Today, for example, I decided to stay home from church this morning (a once or twice a year rarity) and sleep later than normal, then catch up on some reading.  The reading was on my to-do list, though, and since getting up at the very late hour of 9:15, I’ve been busy tackling to-do list items ever since.  I still have reading about half of a new book, finishing out 10,000 pedometer steps for the day, plus another couple of items on the list – actions that would take me more hours combined than there are remaining tonight if I am to get a decent amount of sleep.  That’s discouraging.

So, back to my question to you, dear reader.  What is your criteria for knowing you are on the healthy side of the busy vs. too busy continuum?  For me, I’m thinking the physical criteria are far too little sleep or the appearance of other negative physical side effects, and the emotional criterion is a sense of being overwhelmed and trapped, neither of which are true for me yet.

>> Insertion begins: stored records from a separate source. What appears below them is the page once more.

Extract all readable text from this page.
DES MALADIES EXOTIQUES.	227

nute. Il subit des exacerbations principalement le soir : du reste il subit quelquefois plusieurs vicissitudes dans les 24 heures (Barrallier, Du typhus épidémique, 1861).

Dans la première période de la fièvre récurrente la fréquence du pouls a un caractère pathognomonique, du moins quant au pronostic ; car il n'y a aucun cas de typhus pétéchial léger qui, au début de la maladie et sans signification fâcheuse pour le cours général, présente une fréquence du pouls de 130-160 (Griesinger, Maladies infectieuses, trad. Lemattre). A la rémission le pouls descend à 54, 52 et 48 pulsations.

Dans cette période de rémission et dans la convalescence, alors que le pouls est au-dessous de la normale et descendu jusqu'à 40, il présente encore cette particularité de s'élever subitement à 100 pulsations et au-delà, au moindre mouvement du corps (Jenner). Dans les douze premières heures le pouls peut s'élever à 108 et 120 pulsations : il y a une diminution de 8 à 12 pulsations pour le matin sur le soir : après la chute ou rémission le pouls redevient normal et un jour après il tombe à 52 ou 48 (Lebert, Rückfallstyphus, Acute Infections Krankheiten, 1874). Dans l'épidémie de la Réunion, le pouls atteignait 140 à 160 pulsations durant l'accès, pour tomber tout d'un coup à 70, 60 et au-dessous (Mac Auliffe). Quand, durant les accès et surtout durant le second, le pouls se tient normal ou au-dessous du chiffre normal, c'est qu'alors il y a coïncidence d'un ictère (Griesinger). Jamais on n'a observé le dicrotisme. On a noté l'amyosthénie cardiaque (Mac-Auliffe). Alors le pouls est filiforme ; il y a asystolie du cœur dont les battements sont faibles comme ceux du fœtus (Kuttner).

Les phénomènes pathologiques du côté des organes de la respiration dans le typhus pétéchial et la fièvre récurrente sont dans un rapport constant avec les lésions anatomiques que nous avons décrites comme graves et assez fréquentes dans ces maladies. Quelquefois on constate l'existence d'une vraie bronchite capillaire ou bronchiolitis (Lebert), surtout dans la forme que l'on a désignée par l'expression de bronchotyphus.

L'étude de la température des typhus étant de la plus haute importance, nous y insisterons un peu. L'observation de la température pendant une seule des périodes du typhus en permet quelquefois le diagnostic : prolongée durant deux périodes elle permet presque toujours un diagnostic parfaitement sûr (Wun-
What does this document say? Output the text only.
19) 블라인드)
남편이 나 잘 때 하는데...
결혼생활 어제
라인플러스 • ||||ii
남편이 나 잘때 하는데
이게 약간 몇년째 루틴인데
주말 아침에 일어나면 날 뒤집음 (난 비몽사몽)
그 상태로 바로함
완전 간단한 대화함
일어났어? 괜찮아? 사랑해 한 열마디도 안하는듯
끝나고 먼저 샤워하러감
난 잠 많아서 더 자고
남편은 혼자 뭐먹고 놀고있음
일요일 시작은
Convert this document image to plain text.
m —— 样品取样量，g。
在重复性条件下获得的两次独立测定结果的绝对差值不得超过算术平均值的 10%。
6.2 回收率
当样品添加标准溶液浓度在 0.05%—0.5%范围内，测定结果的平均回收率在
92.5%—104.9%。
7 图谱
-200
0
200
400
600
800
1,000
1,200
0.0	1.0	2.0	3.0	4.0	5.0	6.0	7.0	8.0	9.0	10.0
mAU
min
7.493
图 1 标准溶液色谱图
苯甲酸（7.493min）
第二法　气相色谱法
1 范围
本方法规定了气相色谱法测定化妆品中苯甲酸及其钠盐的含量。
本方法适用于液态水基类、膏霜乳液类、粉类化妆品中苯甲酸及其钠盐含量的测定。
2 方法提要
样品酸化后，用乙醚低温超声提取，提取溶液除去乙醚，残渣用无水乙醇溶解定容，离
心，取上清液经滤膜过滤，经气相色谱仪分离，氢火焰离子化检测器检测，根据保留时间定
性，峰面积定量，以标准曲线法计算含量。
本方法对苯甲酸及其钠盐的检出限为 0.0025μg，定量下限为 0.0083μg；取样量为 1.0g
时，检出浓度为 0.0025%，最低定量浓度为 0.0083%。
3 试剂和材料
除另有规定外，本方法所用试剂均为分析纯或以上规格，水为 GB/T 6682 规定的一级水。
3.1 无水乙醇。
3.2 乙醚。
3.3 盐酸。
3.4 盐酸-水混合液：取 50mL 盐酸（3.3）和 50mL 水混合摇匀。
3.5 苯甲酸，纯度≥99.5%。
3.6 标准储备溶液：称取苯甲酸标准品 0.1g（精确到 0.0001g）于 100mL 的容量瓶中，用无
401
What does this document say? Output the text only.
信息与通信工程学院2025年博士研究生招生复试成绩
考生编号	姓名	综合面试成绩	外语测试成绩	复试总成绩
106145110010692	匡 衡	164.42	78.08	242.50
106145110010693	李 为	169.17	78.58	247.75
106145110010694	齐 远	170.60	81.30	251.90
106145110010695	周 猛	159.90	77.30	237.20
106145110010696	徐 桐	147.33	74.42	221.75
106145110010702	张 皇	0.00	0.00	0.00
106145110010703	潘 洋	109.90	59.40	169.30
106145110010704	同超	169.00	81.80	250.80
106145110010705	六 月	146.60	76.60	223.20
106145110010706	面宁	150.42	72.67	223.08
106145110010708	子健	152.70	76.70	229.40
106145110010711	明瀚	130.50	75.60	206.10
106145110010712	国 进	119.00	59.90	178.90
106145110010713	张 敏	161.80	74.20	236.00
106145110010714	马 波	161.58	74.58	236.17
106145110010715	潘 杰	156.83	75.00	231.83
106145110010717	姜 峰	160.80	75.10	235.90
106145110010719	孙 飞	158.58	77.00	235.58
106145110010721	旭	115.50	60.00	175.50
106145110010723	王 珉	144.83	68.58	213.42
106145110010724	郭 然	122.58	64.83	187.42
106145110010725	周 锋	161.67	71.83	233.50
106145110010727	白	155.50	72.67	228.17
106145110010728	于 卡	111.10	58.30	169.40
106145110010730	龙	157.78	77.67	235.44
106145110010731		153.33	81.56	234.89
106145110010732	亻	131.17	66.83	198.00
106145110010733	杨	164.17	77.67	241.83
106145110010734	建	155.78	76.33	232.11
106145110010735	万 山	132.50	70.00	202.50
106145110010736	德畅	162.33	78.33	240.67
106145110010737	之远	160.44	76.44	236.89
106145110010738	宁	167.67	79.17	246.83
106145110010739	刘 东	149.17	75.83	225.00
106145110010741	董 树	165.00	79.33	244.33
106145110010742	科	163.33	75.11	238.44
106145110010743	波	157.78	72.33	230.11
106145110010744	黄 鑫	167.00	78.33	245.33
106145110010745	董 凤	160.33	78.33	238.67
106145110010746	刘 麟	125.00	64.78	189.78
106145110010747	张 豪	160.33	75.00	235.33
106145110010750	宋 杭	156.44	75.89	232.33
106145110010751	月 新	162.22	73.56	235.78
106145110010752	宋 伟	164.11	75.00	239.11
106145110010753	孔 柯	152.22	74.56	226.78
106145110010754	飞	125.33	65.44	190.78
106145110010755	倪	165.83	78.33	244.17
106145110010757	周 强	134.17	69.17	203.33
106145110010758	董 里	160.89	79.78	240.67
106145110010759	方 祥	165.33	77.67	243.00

What about you?  How do you know you’re too busy?  Tell me in a comment.

  1. dona says:

    When I find myself taking too much time to find lost keys and misplacing other things I need to stop life’s treadmill and take the Lord at His word when He told His people to take rest on the Sabbath.
    Your blog subjects are always though provoking. Thank you for keeping up that part of your commitment! dona

  2. dona says:


  3. Jeff Ross says:

    Thanks, dona. You have a very practical gauge there for sensing when you’re too busy.

  4. wjryan says:

    When I realize my beloved and I are passing each other as we complete family tasks, community committments, and work obligations then I know that we have overbooked – if we are not connected it is time for a break!

  5. The Dad says:

    I just recently realized that I too am very busy. Even though it seems like fun and not really work spending most all waking hours with a 3 year old can truly be work. What became evident to me is that I have lost connection with my spouse in just a relatively short amount of time due to my inability to recognize that all my time is totally being spent in one place.

    While it’s admirable for a dad to spend most of his free time with his kids, I have to remember the other important people in my life so I don’t lose that important connection. This includes myself.

  6. Susanna says:

    I can tell when I’m too busy when I’m stressed, too tired to think or or daydream. Usually that means I’m focused on the things that are urgent-not-important, or not-important rather than urgent-important. Self-care is in that important latter category but is frequently the first thing to go. Without proper self-care (rest, exercise, down-time, healthy diet, recreation time, family time), then productivity and creativity and happiness suffer. So in the end it’s worth the investment to invest in ourselves. We’re recharged to give to others, as opposed to giving while running on r.

    DOn’t feel guilty about your personal time. You need it, you deserve it. If you want others to balance their lives too you must model the change. Good luck!